A região de Kaliningrado é um enclave no Mar Báltico que pertence à Rússia desde o fim da Segunda Guerra Mundial, quando foi anexado da Alemanha e fica entre a Polônia e a Lituânia, não tendo continuidade territorial com o resto do país.
O cientista político Ivan Preobrazhenskii, em entrevista ao Brasil de Fato, observou que Kaliningrado tem uma importância estratégica para a Rússia, considerando que o território é cercado por países da União Europeia. O trânsito de mercadorias para a região acontece exclusivamente a partir da Rússia, utilizando o chamado "Corredor Suwalki", que passa pelo território da Lituânia.
Além disso, o analista destaca que foi em preparação para o ataque à Ucrânia, iniciado em 24 de fevereiro, que as autoridades russas transferiram uma quantidade significativa de armas para a Bielorrússia, onde as colocaram perto da fronteira com a Lituânia e a Polônia, aumentando a presença de armamentos nas áreas fronteiriças.
O que acontece agora?
A partir desse cenários, o cientista político acredita que o cenários mais provável que pode se desenhar é a Rússia anunciar que a região de Kaliningrado sofre um bloqueio por parte da União Europeia e, assim, "para supostamente evitar uma catástrofe humanitária, pode anunciar que os aviões russos vão voar diretamente da Bielorrússia através da Lituânia para Kaliningrado pela rota mais curta".
"E para que eles não sofram influência externa, os sistemas de defesa aérea da região de Kaliningrado e da Bielorrússia 'fecham o céu' sobre o corredor de Suwalki. Isso é agressão, mas não há ações militares e a OTAN (Organização do Tratado do Atlântico Norte, a aliança militar ocidental) enfrenta uma questão difícil de fornecer assistência militar direta à Lituânia nesta situação", analisa.
Ivan Preobrazhenskii acrescenta que "qualquer atraso servirá para enfraquecer a Aliança do Atlântico Norte e alguns países pequenos podem pensar que é inútil contar com a proteção dos aliados e tentarão negociar com Moscou".
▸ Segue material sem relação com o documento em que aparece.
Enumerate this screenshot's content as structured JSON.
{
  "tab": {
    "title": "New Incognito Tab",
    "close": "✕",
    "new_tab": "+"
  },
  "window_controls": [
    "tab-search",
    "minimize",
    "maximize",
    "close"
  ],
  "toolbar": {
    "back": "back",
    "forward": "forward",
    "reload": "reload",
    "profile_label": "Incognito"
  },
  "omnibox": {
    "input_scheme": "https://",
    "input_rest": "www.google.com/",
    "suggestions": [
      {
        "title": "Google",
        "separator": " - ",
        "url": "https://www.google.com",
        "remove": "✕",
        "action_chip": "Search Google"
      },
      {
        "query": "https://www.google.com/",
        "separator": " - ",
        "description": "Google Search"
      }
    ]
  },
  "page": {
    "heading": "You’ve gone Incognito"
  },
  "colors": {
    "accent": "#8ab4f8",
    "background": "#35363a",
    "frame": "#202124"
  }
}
O segundo cenário possível é que a crise "simplesmente termine assim que a União Europeia der a entender firmemente à Lituânia que não considera que as sanções podem ser aplicadas ao trânsito de Kaliningrado".
"A terceira opção é um confronto militar direto em terra ou no mar. Isso, na minha opinião, só é possível se a Rússia vencer a Ucrânia. Caso contrário, Putin não terá recursos suficientes. Esta é a única ligação direta entre a Lituânia e a tentativa russa de conquistar a Ucrânia", completa.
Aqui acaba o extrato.